Convolutional neural networks have dominated the computer vision landscape ever since AlexNet won the ImageNet challenge in 2012, and for good reason. Convolutions create a spatial dependency inside the network that functions as an effective prior for image classification and segmentation. Weight sharing reduces the number of parameters, and efficient accelerated implementations are readily available. These days, convolutional neural networks (or “convnets” for short) are the de facto architecture for almost any computer vision task.

However, despite the enormous success of convnets in recent years, the question begs to be asked, “Can we do better?” Are there underlying assumptions built into the fundamentals of convnets that makes them in some ways deficient?
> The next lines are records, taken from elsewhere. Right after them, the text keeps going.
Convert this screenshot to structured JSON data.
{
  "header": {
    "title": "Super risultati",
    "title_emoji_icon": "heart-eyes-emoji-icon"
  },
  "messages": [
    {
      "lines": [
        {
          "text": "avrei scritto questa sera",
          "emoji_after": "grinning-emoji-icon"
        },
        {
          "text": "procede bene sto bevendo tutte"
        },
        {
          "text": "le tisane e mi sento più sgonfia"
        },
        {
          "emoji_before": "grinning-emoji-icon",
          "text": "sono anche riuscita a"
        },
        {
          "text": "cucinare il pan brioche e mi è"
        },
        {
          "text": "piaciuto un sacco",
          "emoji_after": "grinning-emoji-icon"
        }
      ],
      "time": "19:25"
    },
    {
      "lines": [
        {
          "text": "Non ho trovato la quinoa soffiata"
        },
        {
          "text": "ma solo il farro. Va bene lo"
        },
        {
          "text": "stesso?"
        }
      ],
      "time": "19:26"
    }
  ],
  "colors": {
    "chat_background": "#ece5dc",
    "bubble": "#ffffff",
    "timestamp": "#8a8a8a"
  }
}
Capsule networks are novel one architecture that attempts to supersede traditional convnets. Geoffrey Hinton, who helped develop the backpropagation algorithm and has pioneered neural networks and deep learning, has talked about capsule networks for some time, but until very recently no work on the idea had been publicly published. Just a few weeks ago, Dynamic Routing Between Capsules by Sara Sabour, Nicholas Frosst and Geoffrey Hinton was made available, explaining what capsule networks are and the details of their functionality. Here, I’ll walk through the paper and give a high level review as to how capsules function, the routing algorithm described in the paper, and the results of using a capsule network for image classification and segmentation.

Why Typical Convnets are Doomed

Before we dive into how capsules solve the problems of convnets, we first need to establish what capsules are trying to solve. After all, modern convnets can be trained for near-perfect accuracy over a million images with a thousand classes, so how bad can they be? While traditional convnets are great at classifying images like ImageNet, they fall short of perfect in some key ways.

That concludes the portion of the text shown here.